Com a estrutura para treinar desde pequenas e para jogar profissionalmente, a Holanda alavancou o futebol feminino do país e formou um time “cascudo”, que mostrou sua força em 2017 ao ser campeã da Eurocopa em casa, quando poucos apostariam na seleção do país para o título. Mas é preciso pontuar que essas conquistas vieram depois do investimento feito nos últimos 15 anos.

Para se ter uma ideia, há dois anos, a Inglaterra era o país que mais investia no futebol feminino, com cerca de R$ 67,8 milhões por ano. A Holanda era o segundo país que mais investia, com R$19,6 milhões por ano.

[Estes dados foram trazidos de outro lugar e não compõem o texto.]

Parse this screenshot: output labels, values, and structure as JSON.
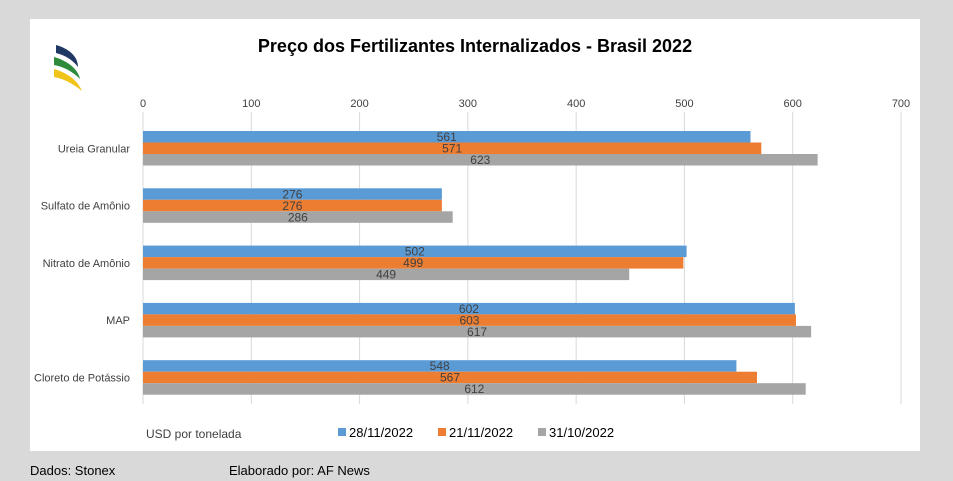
{
  "chart_data": {
    "type": "bar",
    "orientation": "horizontal",
    "title": "Preço dos Fertilizantes Internalizados  - Brasil 2022",
    "categories": [
      "Ureia Granular",
      "Sulfato de Amônio",
      "Nitrato de Amônio",
      "MAP",
      "Cloreto de Potássio"
    ],
    "series": [
      {
        "name": "28/11/2022",
        "color": "#5b9bd5",
        "values": [
          561,
          276,
          502,
          602,
          548
        ]
      },
      {
        "name": "21/11/2022",
        "color": "#ed7d31",
        "values": [
          571,
          276,
          499,
          603,
          567
        ]
      },
      {
        "name": "31/10/2022",
        "color": "#a5a5a5",
        "values": [
          623,
          286,
          449,
          617,
          612
        ]
      }
    ],
    "xlim": [
      0,
      700
    ],
    "x_ticks": [
      0,
      100,
      200,
      300,
      400,
      500,
      600,
      700
    ],
    "axis_position": "top",
    "xlabel": "USD por tonelada",
    "grid": true,
    "legend_position": "bottom"
  },
  "footer": {
    "source": "Dados: Stonex",
    "author": "Elaborado por: AF News"
  },
  "logo": {
    "colors": [
      "#1f3864",
      "#2e8b3c",
      "#f0c419"
    ]
  }
}
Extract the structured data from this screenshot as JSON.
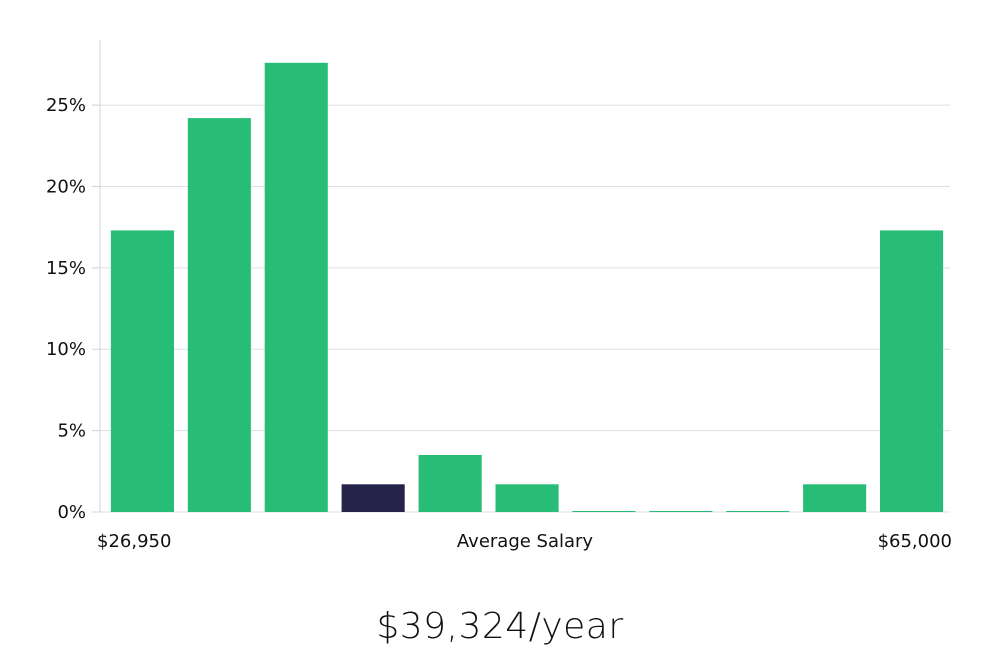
{
  "chart_data": {
    "type": "bar",
    "ylim": [
      0,
      29
    ],
    "yticks": [
      0,
      5,
      10,
      15,
      20,
      25
    ],
    "ytick_suffix": "%",
    "values": [
      17.3,
      24.2,
      27.6,
      1.7,
      3.5,
      1.7,
      0.05,
      0.05,
      0.05,
      1.7,
      17.3
    ],
    "highlight_index": 3,
    "colors": {
      "bar": "#27bd76",
      "highlight": "#26244a",
      "grid": "#dcdfe3",
      "axis": "#cfd3d8"
    },
    "x_left_label": "$26,950",
    "xlabel": "Average Salary",
    "x_right_label": "$65,000",
    "grid": true
  },
  "salary_text": "$39,324/year"
}
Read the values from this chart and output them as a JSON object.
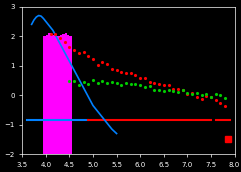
{
  "background_color": "#000000",
  "title": "",
  "xlim_log": [
    3.5,
    8.0
  ],
  "ylim_log": [
    -2.0,
    3.0
  ],
  "blue_line": {
    "x": [
      3.7,
      3.75,
      3.8,
      3.85,
      3.9,
      3.95,
      4.0,
      4.05,
      4.1,
      4.15,
      4.2,
      4.25,
      4.3,
      4.35,
      4.4,
      4.45,
      4.5,
      4.55,
      4.6,
      4.65,
      4.7,
      4.75,
      4.8,
      4.85,
      4.9,
      4.95,
      5.0,
      5.1,
      5.2,
      5.3,
      5.4,
      5.5
    ],
    "y": [
      2.4,
      2.55,
      2.65,
      2.7,
      2.68,
      2.6,
      2.5,
      2.4,
      2.3,
      2.2,
      2.05,
      1.9,
      1.75,
      1.6,
      1.45,
      1.3,
      1.15,
      1.0,
      0.85,
      0.7,
      0.55,
      0.4,
      0.25,
      0.1,
      -0.05,
      -0.2,
      -0.35,
      -0.55,
      -0.75,
      -0.95,
      -1.15,
      -1.3
    ],
    "color": "#0080ff"
  },
  "magenta_bars": {
    "x_start_log": 3.95,
    "x_end_log": 4.55,
    "y_bottom_log": -2.0,
    "bar_tops_log": [
      2.0,
      2.05,
      2.1,
      2.08,
      2.05,
      2.0,
      2.02,
      2.05,
      2.08,
      2.1,
      2.05,
      2.0
    ],
    "color": "#ff00ff"
  },
  "red_points": {
    "x_log": [
      4.1,
      4.2,
      4.3,
      4.4,
      4.5,
      4.6,
      4.7,
      4.8,
      4.9,
      5.0,
      5.1,
      5.2,
      5.3,
      5.4,
      5.5,
      5.6,
      5.7,
      5.8,
      5.9,
      6.0,
      6.1,
      6.2,
      6.3,
      6.4,
      6.5,
      6.6,
      6.7,
      6.8,
      6.9,
      7.0,
      7.1,
      7.2,
      7.3,
      7.4,
      7.5,
      7.6,
      7.7,
      7.8
    ],
    "y_log": [
      2.1,
      2.0,
      1.9,
      1.8,
      1.7,
      1.6,
      1.5,
      1.4,
      1.3,
      1.2,
      1.1,
      1.05,
      1.0,
      0.95,
      0.9,
      0.85,
      0.8,
      0.75,
      0.7,
      0.6,
      0.55,
      0.5,
      0.45,
      0.4,
      0.35,
      0.3,
      0.25,
      0.2,
      0.15,
      0.1,
      0.05,
      0.0,
      -0.05,
      -0.1,
      -0.15,
      -0.2,
      -0.25,
      -0.3
    ],
    "color": "#ff0000"
  },
  "green_points": {
    "x_log": [
      4.5,
      4.6,
      4.7,
      4.8,
      4.9,
      5.0,
      5.1,
      5.2,
      5.3,
      5.4,
      5.5,
      5.6,
      5.7,
      5.8,
      5.9,
      6.0,
      6.1,
      6.2,
      6.3,
      6.4,
      6.5,
      6.6,
      6.7,
      6.8,
      6.9,
      7.0,
      7.1,
      7.2,
      7.3,
      7.4,
      7.5,
      7.6,
      7.7,
      7.8
    ],
    "y_log": [
      0.45,
      0.5,
      0.4,
      0.45,
      0.42,
      0.48,
      0.44,
      0.46,
      0.42,
      0.44,
      0.4,
      0.38,
      0.36,
      0.34,
      0.32,
      0.3,
      0.28,
      0.26,
      0.24,
      0.22,
      0.2,
      0.18,
      0.16,
      0.14,
      0.12,
      0.1,
      0.08,
      0.06,
      0.04,
      0.02,
      0.0,
      -0.02,
      -0.04,
      -0.06
    ],
    "color": "#00cc00"
  },
  "blue_hline": {
    "x_start_log": 3.6,
    "x_end_log": 4.9,
    "y_log": -0.85,
    "color": "#0080ff"
  },
  "red_hline": {
    "x_start_log": 4.9,
    "x_end_log": 7.5,
    "y_log": -0.85,
    "color": "#ff0000"
  },
  "red_hline2": {
    "x_start_log": 7.6,
    "x_end_log": 7.9,
    "y_log": -0.85,
    "color": "#ff0000"
  },
  "lone_red_point": {
    "x_log": 7.85,
    "y_log": -1.5,
    "color": "#ff0000"
  },
  "axes_color": "#ffffff",
  "tick_color": "#ffffff"
}
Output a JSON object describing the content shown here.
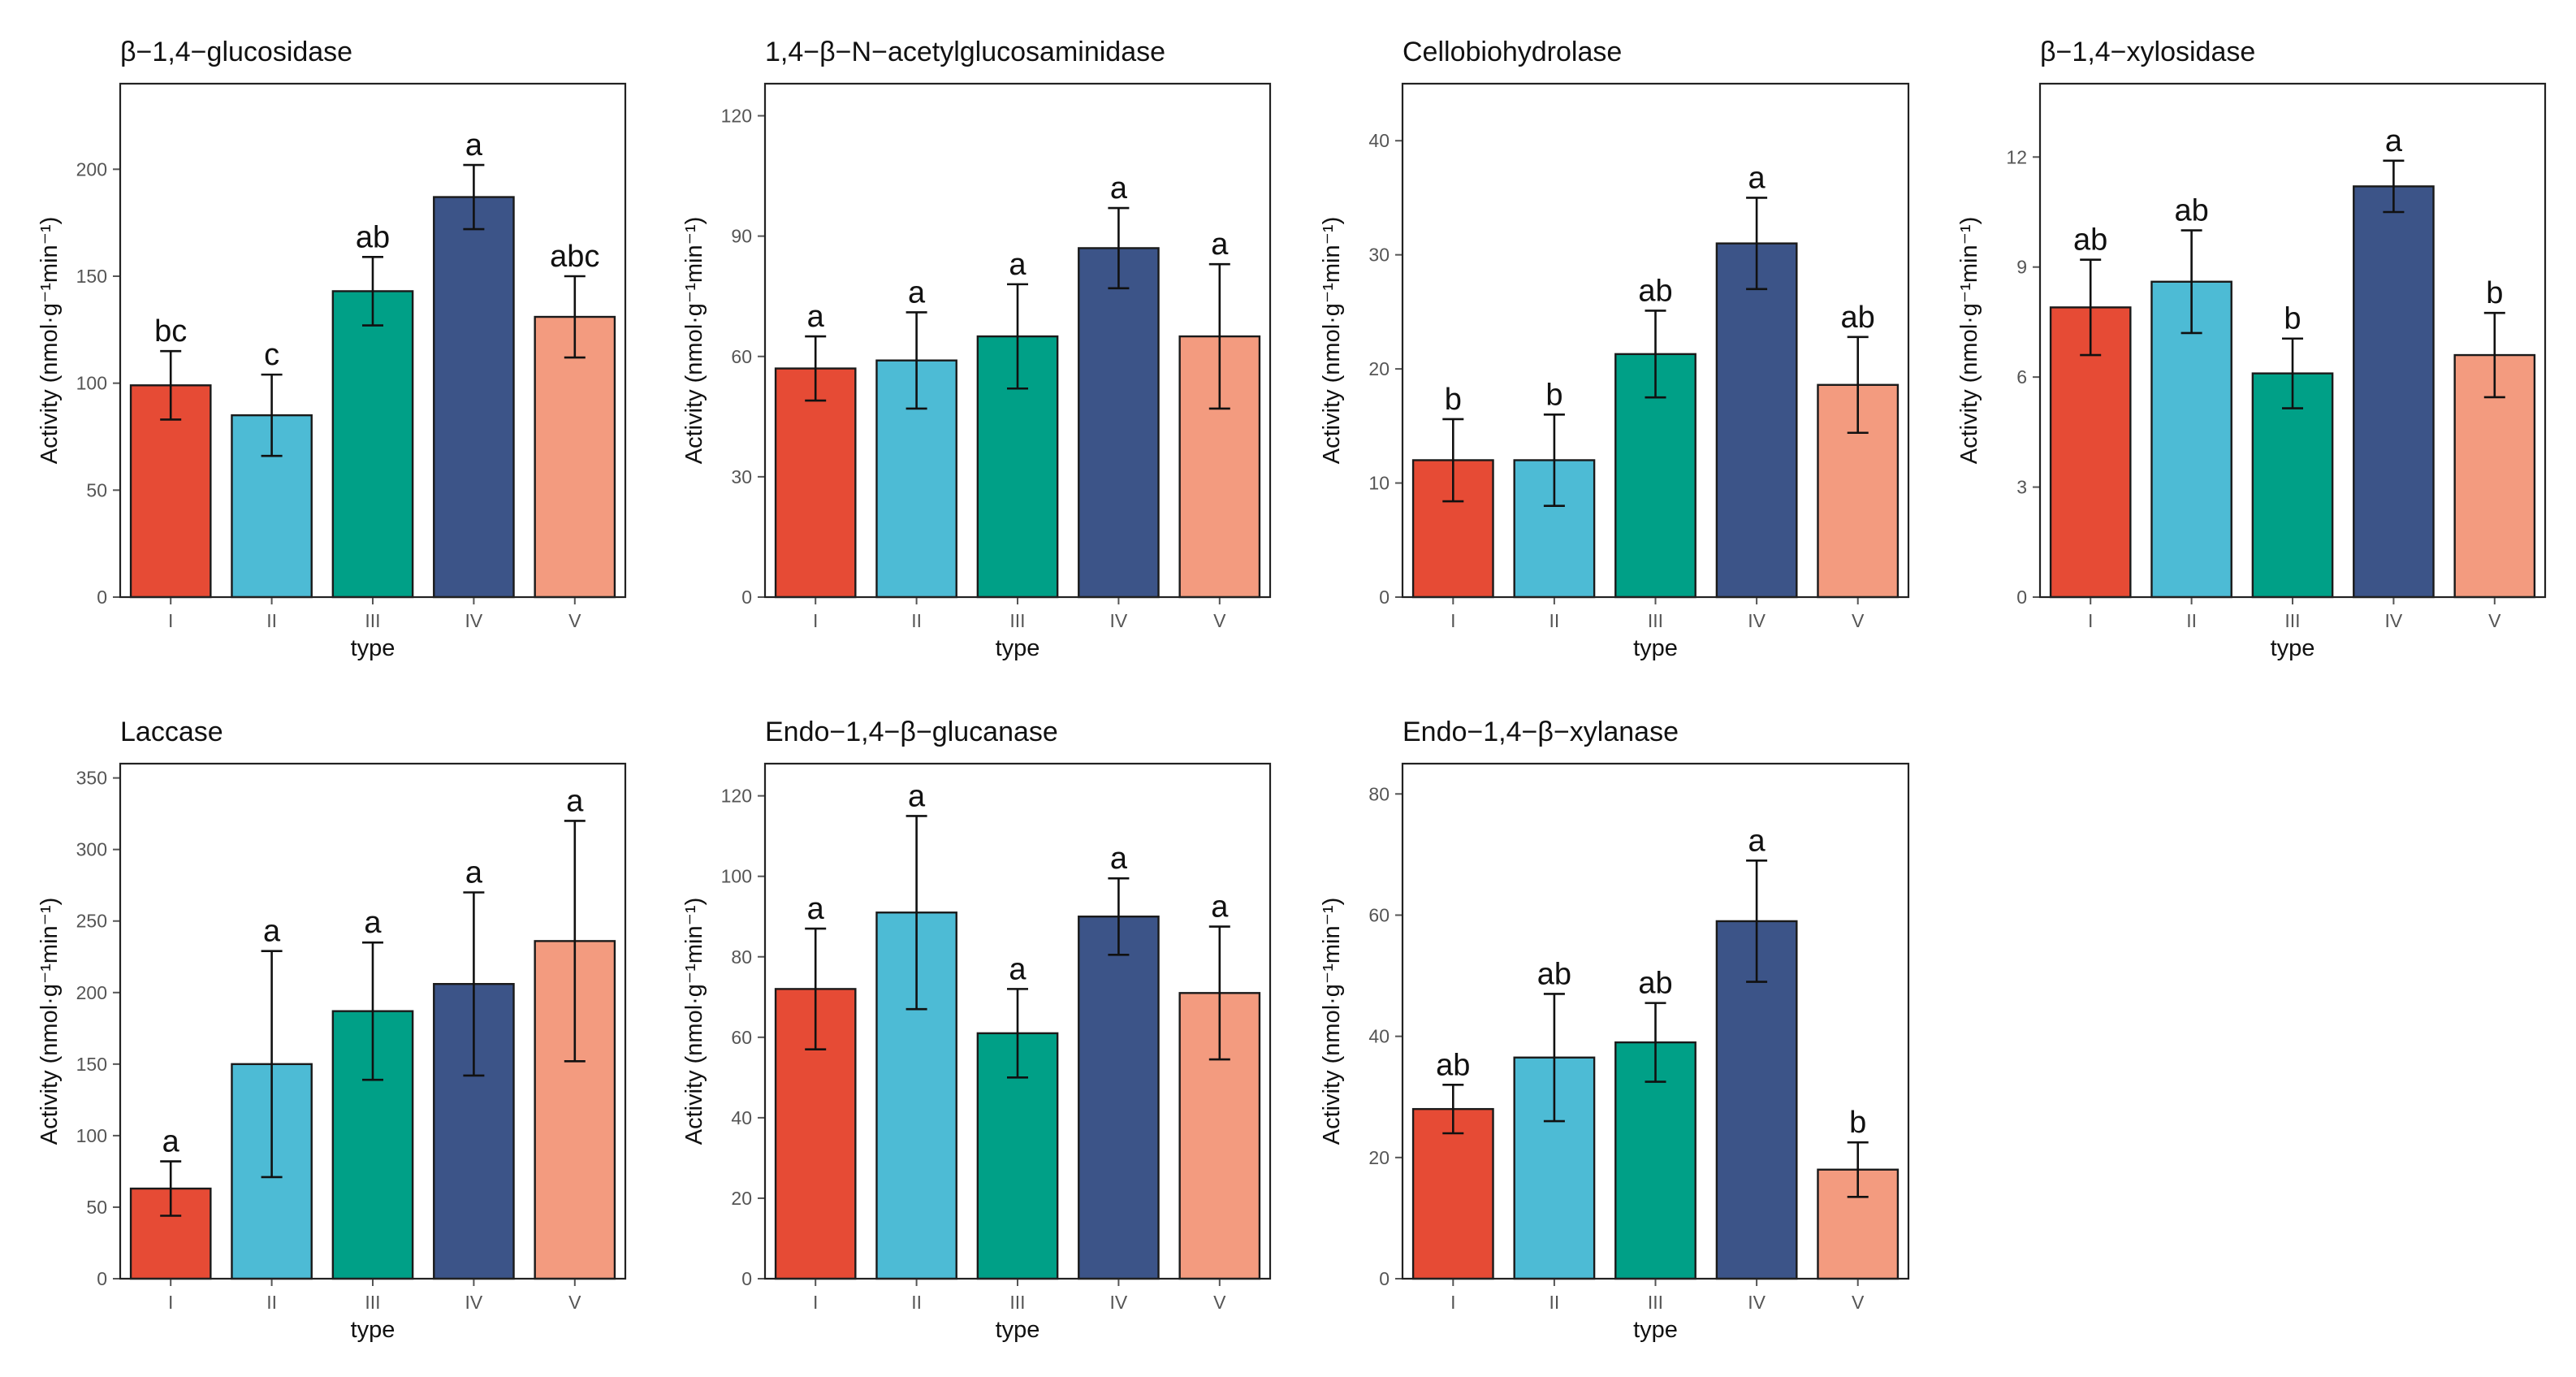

Técnica Sarina Wiegman levou Holanda a ser campeã europeia e agora disputará final da Copa (Foto: FIFA / Getty Images)

Nenhum resultado no futebol pode vir sem que o devido trabalho seja feito antes. Foi assim que a Holanda conseguiu “tirar o atraso” de tantas décadas em que ignorou a presença das mulheres nesse esporte – o primeiro time feminino lá surgiu em 1924, mas foi excluído pela confederação do país, que mantinha o retrógrado pensamento de que o papel da mulher deveria se resumir ao da esposa e dona de casa.

Em 1955, as equipes femininas se juntaram para fazer a primeira liga à despeito do reconhecimento da confederação e foi só em 1971 que o futebol feminino foi reconhecido pela entidade. Foram muitos anos de descaso, não à toa a hoje técnica holandesa, Sarina Wiegman, foi jogar nos Estados Unidos no fim da década de 1980 justamente por não ver qualquer perspectiva para a modalidade em seu país de origem. Hoje, porém, a Holanda virou exemplo. A Euro conquistada em casa atraiu olhares de milhões de torcedores, que passaram a acompanhar a seleção feminina literalmente por onde ela fosse – em todos os estádios da França onde elas jogaram, uma multidão laranja esteve junto para apoiá-las. O futebol passou a ser uma possibilidade para as meninas, graças ao investimento e ao trabalho que agora fizeram da Holanda finalista da Copa do Mundo.

As holandesas sabem muito bem que não são favoritas para o confronto contra os Estados Unidos. Mas elas também têm consciência de que o legado que deixam para as próximas gerações é muito maior do que qualquer troféu que eventualmente possa vir neste domingo.